Run all model analyzer functions on the data from all files to classify prose from verse:

python run_ml_analyzers.py all_data.pickle labels/prosody_labels.csv all

Run all model analyzer functions on the data from only drama and epic files to classify drama from epic:

python run_ml_analyzers.py drama_epic_data.pickle labels/genre_labels.csv all

Footnotes

0) The project uses the git protocol to download the corpus. We make use of git's sparse checkout and shallow clone features to download only what we need from the repository (this is done automatically in the code). We must have at least git version 1.9 to perform a sparse checkout and shallow clone.

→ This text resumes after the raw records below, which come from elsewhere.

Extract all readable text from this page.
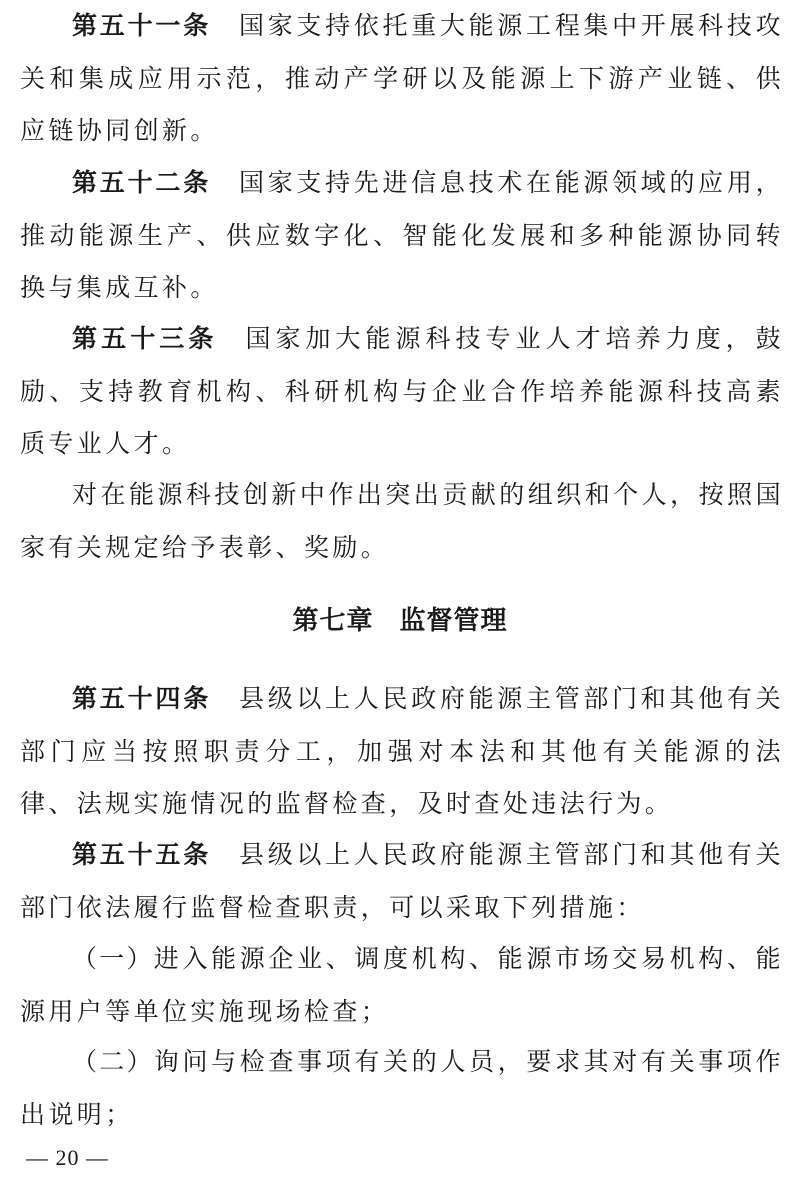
第五十一条 国家支持依托重大能源工程集中开展科技攻关和集成应用示范，推动产学研以及能源上下游产业链、供应链协同创新。

第五十二条 国家支持先进信息技术在能源领域的应用，推动能源生产、供应数字化、智能化发展和多种能源协同转换与集成互补。

第五十三条 国家加大能源科技专业人才培养力度，鼓励、支持教育机构、科研机构与企业合作培养能源科技高素质专业人才。

对在能源科技创新中作出突出贡献的组织和个人，按照国家有关规定给予表彰、奖励。

第七章 监督管理

第五十四条 县级以上人民政府能源主管部门和其他有关部门应当按照职责分工，加强对本法和其他有关能源的法律、法规实施情况的监督检查，及时查处违法行为。

第五十五条 县级以上人民政府能源主管部门和其他有关部门依法履行监督检查职责，可以采取下列措施：

（一）进入能源企业、调度机构、能源市场交易机构、能源用户等单位实施现场检查；

（二）询问与检查事项有关的人员，要求其对有关事项作出说明；

— 20 —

1) The pipenv tool manages project dependencies. It works by making a project-specific directory called a virtual environment that holds the dependencies for that project. After a virtual environment is "activated", Python commands will ignore the system-level Python version & dependencies. Only the version & dependencies in the virtual environment will be recognized. Also, newly installed dependencies will automatically go into the virtual environment instead of being placed among your system-level Python dependencies. This precludes the possiblity of different projects on the same system from having dependencies that conflict with one another. It also makes it easier to clean up after deleting a project: instead of remembering to uninstall several dependencies from your system, you can just delete the virtual environment.

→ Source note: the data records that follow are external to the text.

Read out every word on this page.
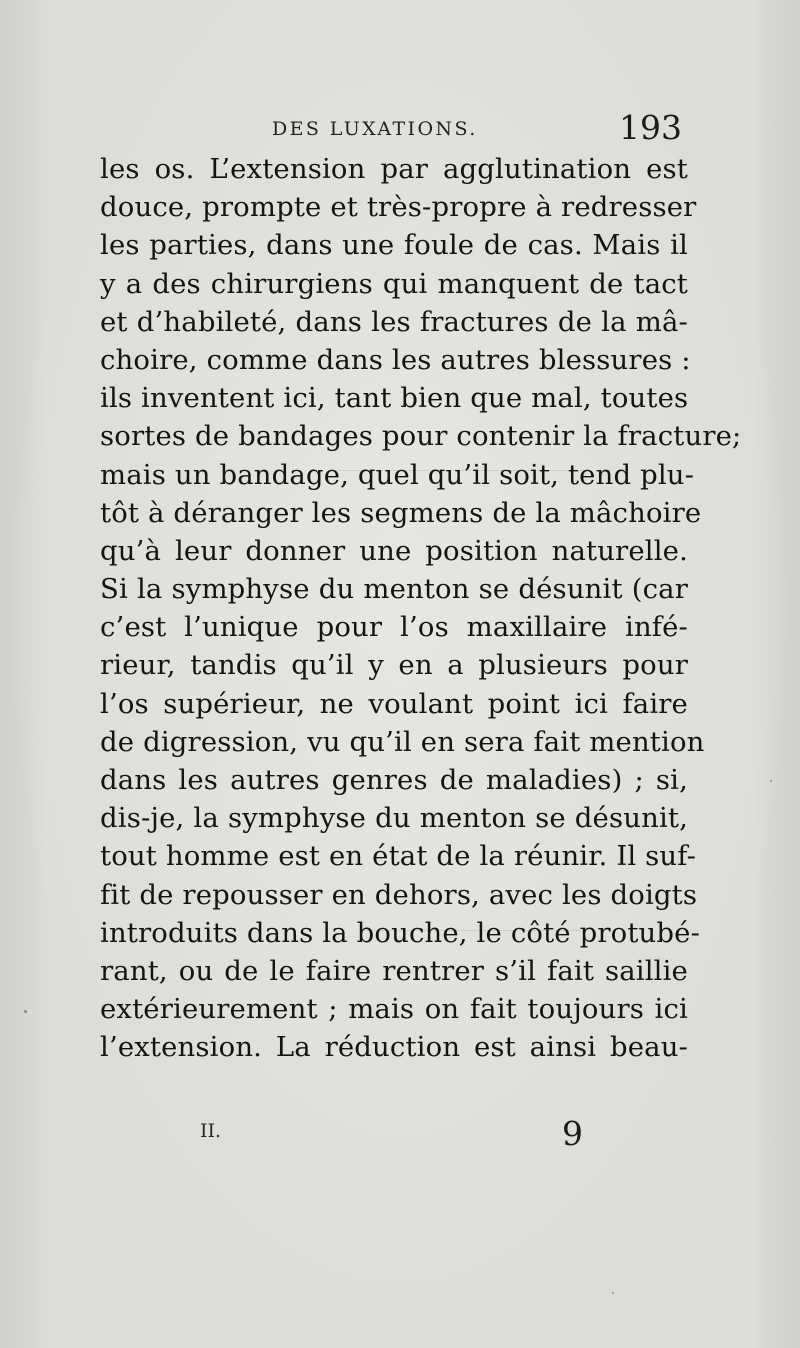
DES LUXATIONS.	193
les os. L’extension par agglutination est
douce, prompte et très-propre à redresser
les parties, dans une foule de cas. Mais il
y a des chirurgiens qui manquent de tact
et d’habileté, dans les fractures de la mâ-
choire, comme dans les autres blessures :
ils inventent ici, tant bien que mal, toutes
sortes de bandages pour contenir la fracture;
mais un bandage, quel qu’il soit, tend plu-
tôt à déranger les segmens de la mâchoire
qu’à leur donner une position naturelle.
Si la symphyse du menton se désunit (car
c’est l’unique pour l’os maxillaire infé-
rieur, tandis qu’il y en a plusieurs pour
l’os supérieur, ne voulant point ici faire
de digression, vu qu’il en sera fait mention
dans les autres genres de maladies) ; si,
dis-je, la symphyse du menton se désunit,
tout homme est en état de la réunir. Il suf-
fit de repousser en dehors, avec les doigts
introduits dans la bouche, le côté protubé-
rant, ou de le faire rentrer s’il fait saillie
extérieurement ; mais on fait toujours ici
l’extension. La réduction est ainsi beau-
II.	9
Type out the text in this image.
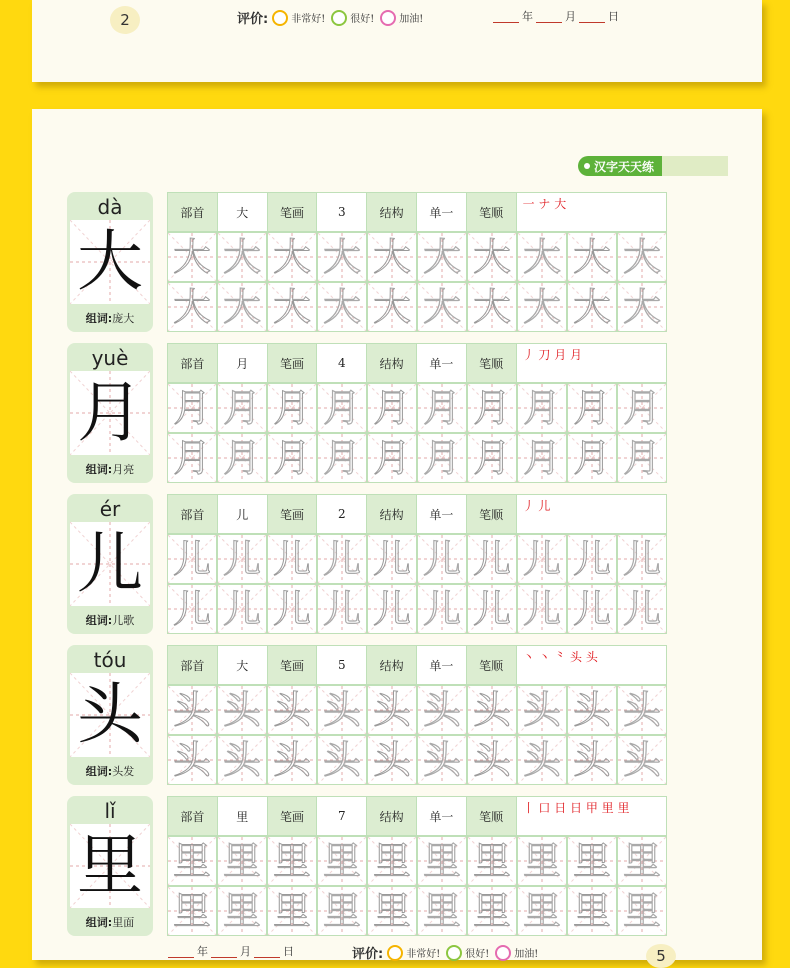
2	评价: 非常好!	很好!	加油!	年	月	日
汉字天天练
dà
大
组词:庞大
部首	大	笔画	3	结构	单一	笔顺
一 ナ 大
大 大 大 大 大 大 大 大 大 大
大 大 大 大 大 大 大 大 大 大
yuè
月
组词:月亮
部首	月	笔画	4	结构	单一	笔顺
丿 刀 月 月
月 月 月 月 月 月 月 月 月 月
月 月 月 月 月 月 月 月 月 月
ér
儿
组词:儿歌
部首	儿	笔画	2	结构	单一	笔顺
丿 儿
儿 儿 儿 儿 儿 儿 儿 儿 儿 儿
儿 儿 儿 儿 儿 儿 儿 儿 儿 儿
tóu
头
组词:头发
部首	大	笔画	5	结构	单一	笔顺
丶 丶 ⺀ 头 头
头 头 头 头 头 头 头 头 头 头
头 头 头 头 头 头 头 头 头 头
lǐ
里
组词:里面
部首	里	笔画	7	结构	单一	笔顺
丨 口 日 日 甲 里 里
里 里 里 里 里 里 里 里 里 里
里 里 里 里 里 里 里 里 里 里
年	月	日	评价: 非常好!	很好!	加油!	5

2) Setting the PIPENV_VENV_IN_PROJECT variable to true will indicate to pipenv to make this virtual environment .venv/ within the project directory so that all the files corresponding to a project can be in the same place. This is not default behavior (e.g. on Mac, the environments will normally be placed in ~/.local/share/virtualenvs/ by default). Note that the virtual environment .venv/ should never be moved because some of the scripts it runs use absolute paths. Therefore, if the project directory that it is inside is ever renamed or moved, the virtual environment will no longer work correctly. This can be remedied by deleting the .venv/ and generating it again with PIPENV_VENV_IN_PROJECT=true pipenv install --dev

3) Using --dev ensures that even development dependencies will be installed (dev dependencies may include testing and linting frameworks which are not necessary for normal execution of the code). Pipfile.lock specifies the dependencies and exact versions (for both dev dependencies and regular dependencies) for the virtual environment. After installation, you can find all dependencies in <path to virtual environment>/lib/python<python version>/site-packages/.